Al momento di scendere in campo saltano subito all’occhio le cose buone. Il gioco è molto più lento e ragionato, così come la fisica del pallone appare fin da subito convincente e protesa verso il realismo. Le animazioni si legano perfettamente all’inerzia della corsa, anche se quest’ultima è talvolta troppo accentuata, col risultato di comunicarci di tanto in tanto una strana sensazione di legnosità. Il sistema di controllo manuale è stato raffinato e permette di prodursi in aperture, lanci e filtranti davvero sfiziosi, a patto di aver dedicato il giusto tempo alla pratica. I contatti “fisici” riescono a essere sufficientemente coerenti con quello che ci si aspetta di vedere a schermo, anche se permane ancora un po’ di confusione quando la densità per metro quadro è alta, come in area di rigore durante i calci d’angolo. A prescindere da qualche imprecisione, quindi, l’engine fisico e la struttura generale di PES 2014 tiene in piedi il palazzo grazie a muri portanti solidi e ben costruiti.

I problemi importanti di PES 2014, invece, vengono fuori alla lunga e riguardano principalmente l’Intelligenza Artificiale, apparentemente buona in prima battuta, ma sulla distanza complice di bestialità tattiche che non possono passare sotto silenzio. Ad esempio, è folle l’incapacità dei terzini opposti nel tenere la linea con gli altri tre compagni di reparto, giocando con una difesa a quattro: troppo, troppo spesso mi sono trovato a chiudere sul portatore di palla nella trequarti, ignorando un suo compagno che ritenevo in fuorigioco di parecchi metri, salvo poi ritrovarmi con quest’ultimo solo davanti al mio portiere a fare goal; guardando il successivo replay, è stato evidente come l’attaccante fosse tenuto in gioco dal mio quarto difensore che, dall’altra parte del campo, aveva seguito inutilmente un avversario che era scattato verso la porta in attesa di un lancio lungo, ignorando completamente i movimenti dei compagni nei pressi del pallone (oltre che la mia espressa indicazione di applicare la trappola dell’offside). Più in generale, la sensazione è che l’Intelligenza Artificiale funzioni a due zone: nei pressi del pallone (e attorno a un certo raggio da esso) i comportamenti sono coerenti coi nostri dettami tattici e con quanto sta accadendo; nelle aree del campo più distanti, invece, si gioca un’altra partita.

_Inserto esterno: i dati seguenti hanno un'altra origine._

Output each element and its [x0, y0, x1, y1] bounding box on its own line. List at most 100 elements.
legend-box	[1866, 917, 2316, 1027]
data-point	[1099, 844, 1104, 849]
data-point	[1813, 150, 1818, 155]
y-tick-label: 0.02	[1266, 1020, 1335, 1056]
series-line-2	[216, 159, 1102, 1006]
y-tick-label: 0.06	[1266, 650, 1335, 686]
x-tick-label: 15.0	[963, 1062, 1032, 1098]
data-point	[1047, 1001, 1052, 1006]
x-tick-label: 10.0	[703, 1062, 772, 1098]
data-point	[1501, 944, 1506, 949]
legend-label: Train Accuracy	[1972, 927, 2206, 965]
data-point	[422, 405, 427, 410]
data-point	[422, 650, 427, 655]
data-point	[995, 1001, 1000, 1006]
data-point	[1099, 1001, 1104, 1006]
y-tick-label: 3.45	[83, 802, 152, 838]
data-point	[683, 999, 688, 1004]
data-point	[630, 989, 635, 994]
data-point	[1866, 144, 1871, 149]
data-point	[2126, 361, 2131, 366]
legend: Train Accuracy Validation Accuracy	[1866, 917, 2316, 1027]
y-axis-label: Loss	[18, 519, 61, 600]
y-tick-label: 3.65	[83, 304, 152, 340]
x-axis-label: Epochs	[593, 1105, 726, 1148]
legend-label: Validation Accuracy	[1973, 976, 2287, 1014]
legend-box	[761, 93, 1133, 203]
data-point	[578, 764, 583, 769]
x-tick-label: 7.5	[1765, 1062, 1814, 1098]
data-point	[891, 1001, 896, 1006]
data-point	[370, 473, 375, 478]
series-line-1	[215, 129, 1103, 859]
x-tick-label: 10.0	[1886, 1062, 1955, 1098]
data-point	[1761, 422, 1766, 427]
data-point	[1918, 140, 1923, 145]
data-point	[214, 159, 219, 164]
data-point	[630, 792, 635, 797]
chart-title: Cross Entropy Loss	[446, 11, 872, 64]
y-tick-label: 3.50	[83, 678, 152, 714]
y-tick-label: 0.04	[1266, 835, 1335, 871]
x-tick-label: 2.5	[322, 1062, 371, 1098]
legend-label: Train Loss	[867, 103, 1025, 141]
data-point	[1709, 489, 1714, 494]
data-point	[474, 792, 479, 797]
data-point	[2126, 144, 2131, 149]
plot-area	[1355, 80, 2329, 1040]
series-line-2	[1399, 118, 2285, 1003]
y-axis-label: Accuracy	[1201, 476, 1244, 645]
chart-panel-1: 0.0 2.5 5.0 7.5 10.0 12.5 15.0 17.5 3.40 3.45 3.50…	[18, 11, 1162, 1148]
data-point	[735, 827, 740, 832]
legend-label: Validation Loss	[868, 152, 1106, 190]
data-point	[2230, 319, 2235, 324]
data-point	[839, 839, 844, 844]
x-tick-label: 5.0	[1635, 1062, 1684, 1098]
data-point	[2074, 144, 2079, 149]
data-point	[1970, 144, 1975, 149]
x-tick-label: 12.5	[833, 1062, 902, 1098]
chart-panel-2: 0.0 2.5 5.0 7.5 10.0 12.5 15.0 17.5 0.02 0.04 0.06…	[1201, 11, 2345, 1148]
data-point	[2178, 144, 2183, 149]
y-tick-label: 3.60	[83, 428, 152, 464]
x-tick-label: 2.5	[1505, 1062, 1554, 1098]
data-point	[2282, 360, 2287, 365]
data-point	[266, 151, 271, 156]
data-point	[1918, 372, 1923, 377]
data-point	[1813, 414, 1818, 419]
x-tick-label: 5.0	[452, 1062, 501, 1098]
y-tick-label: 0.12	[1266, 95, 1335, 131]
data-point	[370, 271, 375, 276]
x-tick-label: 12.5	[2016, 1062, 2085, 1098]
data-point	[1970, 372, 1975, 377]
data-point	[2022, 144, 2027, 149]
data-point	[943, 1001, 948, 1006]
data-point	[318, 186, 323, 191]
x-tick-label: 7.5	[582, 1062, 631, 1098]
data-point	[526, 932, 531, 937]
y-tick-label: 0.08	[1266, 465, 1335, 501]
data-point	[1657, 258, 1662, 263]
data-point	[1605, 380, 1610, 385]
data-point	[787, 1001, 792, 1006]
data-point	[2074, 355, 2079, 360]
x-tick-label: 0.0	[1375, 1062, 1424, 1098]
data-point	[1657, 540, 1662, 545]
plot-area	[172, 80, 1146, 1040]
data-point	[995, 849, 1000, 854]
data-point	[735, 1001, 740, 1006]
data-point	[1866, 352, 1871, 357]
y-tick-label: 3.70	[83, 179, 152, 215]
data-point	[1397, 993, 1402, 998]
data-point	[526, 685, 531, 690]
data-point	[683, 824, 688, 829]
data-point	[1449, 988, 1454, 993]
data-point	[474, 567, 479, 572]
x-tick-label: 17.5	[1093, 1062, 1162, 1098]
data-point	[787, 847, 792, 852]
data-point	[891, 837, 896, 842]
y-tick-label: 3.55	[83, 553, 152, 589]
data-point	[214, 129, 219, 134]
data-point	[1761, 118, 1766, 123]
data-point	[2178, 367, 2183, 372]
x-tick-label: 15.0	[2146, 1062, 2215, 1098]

Un altro problema importante coinvolge i portieri, la cui reattività è ancora troppo distante da ciò che ci si aspetterebbe di riscontrare in un prodotto del blasone di PES. In particolare, gli estremi difensori entrano in “modalità sonno” durante i calci piazzati, prendendo goal a ripetizione ogni volta che c’è la possibilità di calciare direttamente verso la porta, entro i 25 metri. In questo è un po’ complice il nuovo sistema di mira, cui ci tocca inizialmente prendere la mano, ma che diventa devastante una volta che è stato padroneggiato (soprattutto calciando con i vari Pirlo, Ronaldo, Balotelli e via dicendo). Diverse volte, peraltro, ho assistito ad autoreti comiche, col portiere che usciva (giustamente) per agganciare un cross al limite dell’area piccola, mentre il compagno difensore interveniva di petto, anticipando tutti e appoggiando il pallone nella porta ormai sguarnita.

Torniamo a discutere del nuovo motore grafico. Della resa dei volti vi ho già detto qualche paragrafo addietro, quindi passo oltre. Animazioni fighe e coerenti: anche questo aspetto è già stato trattato poco fa, e bon. Stadi e resa generale: ci siamo, ma con le dovute riserve. Il colpo d’occhio, soprattutto in alcuni impianti, è ottimo, in particolare durante le partite di giorno, dove il sistema di illuminazione rende al meglio. Nel dettaglio, invece, la qualità scende un po’, soprattutto osservando con occhio critico tutti gli elementi di contorno che fanno da coerografia. Il motore grafico si chiama Fluidity, ma in questo caso “nomen omen non est”, visto che i frame persi per strada nelle numerose scene di intermezzo e nei replay sono più di quelli che vengono mostrati a schermo, peraltro in misura maggiore in alcuni stadi e condizioni. Ben oltre il decoroso, infine, la telecronaca di Pardo e Marchegiani, abbastanza puntuale e coerente con quello che succede in campo, ma questa non è una novità.